University will be better for you. I've met loads more people I love than I did in high school and I knew everyone in my high school. I was pretty popular but it wasn't something that was really all that enjoyable. In university I'm a lot quieter and I connect better with a few people rather than many. The friendships you make after high school have a different level of maturity, usually less drama, and I don't think you should worry at all. A lot of people say that the friends they make in the first few weeks of college are the friends they keep for a long time.
And then there's people like my mum. Her two best friends were people she met once she started working full-time and a neighbour she met when she bought her first house. Does she have friends from college, yeah, but the true friendships she made were long into adulthood. She's pretty introverted though so this never bothered her much.
Just wait it out, you'll make friends sooner than you think and there will be someone out there you'll be able to trust wholeheartedly. It is something that happens by chance. That girl I mentioned from high school? I don't even remember meeting her for the first time. I couldn't remember her name for months and she laughed for like half an hour at me when I told her this recently. I thought she was just going to be some other classmate and now she's basically my sister and I love her like family (and her family has basically adopted me as one of their own). You never know.
Wyatt 13
January 31st, 2015, 11:03 AM
I don't have real best friends, just buds from soccer.
Gunn125
February 4th, 2015, 07:43 PM
Thanks everyone! I guess I can say I've had pretty good experiences with friends in high school, but hopefully in college I will meet people who eventually become more meaningful to me.
the darkness
February 7th, 2015, 01:52 PM
I have 'friends' - people who I'll talk to because they're there.
I have friends - those who I quite like talking to (admittedly there's only one :( )
I have a best friend - to whom I can tell anything, trust with my life and love to bits.
Microcosm
February 7th, 2015, 03:48 PM
This is gonna be a really depressing response, but here goes.

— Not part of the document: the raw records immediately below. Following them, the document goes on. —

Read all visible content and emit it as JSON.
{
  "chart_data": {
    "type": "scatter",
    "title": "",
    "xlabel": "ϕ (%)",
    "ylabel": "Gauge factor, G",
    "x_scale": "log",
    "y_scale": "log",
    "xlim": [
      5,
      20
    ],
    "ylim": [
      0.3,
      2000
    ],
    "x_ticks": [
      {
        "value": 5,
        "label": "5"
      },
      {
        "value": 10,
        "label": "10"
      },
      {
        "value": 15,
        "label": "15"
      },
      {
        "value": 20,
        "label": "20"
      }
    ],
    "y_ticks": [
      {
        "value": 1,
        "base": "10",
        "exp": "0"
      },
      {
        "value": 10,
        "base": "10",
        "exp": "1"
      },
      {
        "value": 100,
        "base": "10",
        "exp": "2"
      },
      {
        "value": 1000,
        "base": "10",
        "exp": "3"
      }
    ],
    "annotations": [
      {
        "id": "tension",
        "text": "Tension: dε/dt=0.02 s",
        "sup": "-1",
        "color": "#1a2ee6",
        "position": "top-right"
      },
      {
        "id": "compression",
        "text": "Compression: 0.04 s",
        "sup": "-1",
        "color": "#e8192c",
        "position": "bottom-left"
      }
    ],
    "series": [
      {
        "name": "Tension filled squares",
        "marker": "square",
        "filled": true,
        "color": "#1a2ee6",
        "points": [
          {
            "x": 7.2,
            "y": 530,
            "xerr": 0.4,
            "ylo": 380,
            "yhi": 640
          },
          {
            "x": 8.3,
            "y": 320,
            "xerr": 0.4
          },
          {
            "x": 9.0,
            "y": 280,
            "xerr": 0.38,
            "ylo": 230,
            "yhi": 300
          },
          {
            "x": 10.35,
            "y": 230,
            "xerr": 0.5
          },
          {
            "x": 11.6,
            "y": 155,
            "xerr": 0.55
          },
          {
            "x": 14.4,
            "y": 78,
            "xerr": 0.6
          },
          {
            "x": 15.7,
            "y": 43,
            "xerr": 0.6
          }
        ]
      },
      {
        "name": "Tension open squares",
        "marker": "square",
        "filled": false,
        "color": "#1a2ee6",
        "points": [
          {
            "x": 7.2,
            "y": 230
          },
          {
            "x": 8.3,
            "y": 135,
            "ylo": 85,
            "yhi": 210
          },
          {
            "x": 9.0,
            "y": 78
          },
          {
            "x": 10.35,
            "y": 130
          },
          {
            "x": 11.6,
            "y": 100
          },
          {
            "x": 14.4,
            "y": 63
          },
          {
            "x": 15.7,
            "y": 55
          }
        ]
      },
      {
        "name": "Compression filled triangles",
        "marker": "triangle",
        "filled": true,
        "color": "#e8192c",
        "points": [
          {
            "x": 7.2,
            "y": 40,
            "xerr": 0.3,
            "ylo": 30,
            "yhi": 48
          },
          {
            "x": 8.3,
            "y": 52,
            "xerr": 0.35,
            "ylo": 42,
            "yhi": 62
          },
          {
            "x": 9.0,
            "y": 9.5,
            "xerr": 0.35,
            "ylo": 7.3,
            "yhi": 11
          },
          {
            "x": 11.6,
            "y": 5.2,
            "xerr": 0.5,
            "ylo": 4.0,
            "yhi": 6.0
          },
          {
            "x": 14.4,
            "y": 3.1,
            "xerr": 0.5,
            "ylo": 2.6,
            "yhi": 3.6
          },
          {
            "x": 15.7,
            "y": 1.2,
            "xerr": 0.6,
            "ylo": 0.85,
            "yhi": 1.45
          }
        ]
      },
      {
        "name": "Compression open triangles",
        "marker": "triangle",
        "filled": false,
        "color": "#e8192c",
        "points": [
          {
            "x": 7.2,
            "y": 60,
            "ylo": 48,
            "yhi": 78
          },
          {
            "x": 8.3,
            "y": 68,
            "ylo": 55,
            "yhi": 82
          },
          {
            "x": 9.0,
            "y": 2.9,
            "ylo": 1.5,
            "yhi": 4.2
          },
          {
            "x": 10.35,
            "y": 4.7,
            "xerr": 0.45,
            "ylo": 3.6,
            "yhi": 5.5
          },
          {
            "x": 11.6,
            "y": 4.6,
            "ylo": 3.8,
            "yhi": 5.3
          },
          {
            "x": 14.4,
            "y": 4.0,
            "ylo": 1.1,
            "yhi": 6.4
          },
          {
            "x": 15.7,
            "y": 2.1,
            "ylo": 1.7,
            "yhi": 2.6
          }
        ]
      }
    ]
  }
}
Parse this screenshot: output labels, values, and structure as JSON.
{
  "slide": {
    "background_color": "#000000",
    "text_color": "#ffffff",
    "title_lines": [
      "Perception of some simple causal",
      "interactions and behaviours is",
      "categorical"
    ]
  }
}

For me, I find that none of the friends we have are real. When we think of a "real friend," we think of someone who is like family. Someone who we ALWAYS care about. No matter what situation. Someone we simply can't abandon. We couldn't abandon them even if we wanted to. To word it another way: For family members, we sort of have like an ongoing gear in our brain that is set to only care about them. We always are sort of thinking about their well-being at all times, even if it is subconcious. The sad truth that I have realized is that this simply cannot be done with a friend. Well, at least if it can it is so rare that it would probably only happen once or twice in your entire life. Usually with a husband or wife. The friends you think you have in school are usually only friends with you because they see you five times a week at school. It's sad, but it's true. If you treat your friends like family, they just take it for granted and don't treat you like family back. The "close friends" you have are just illusions... For me, friends are just people who make me happy when I see them, but caring about them like I'd care about my family is something I'll never feel right doing.
Sorry for the depressing post, but this is something that I feel strongly about and has been rattling about in my mind for a while now.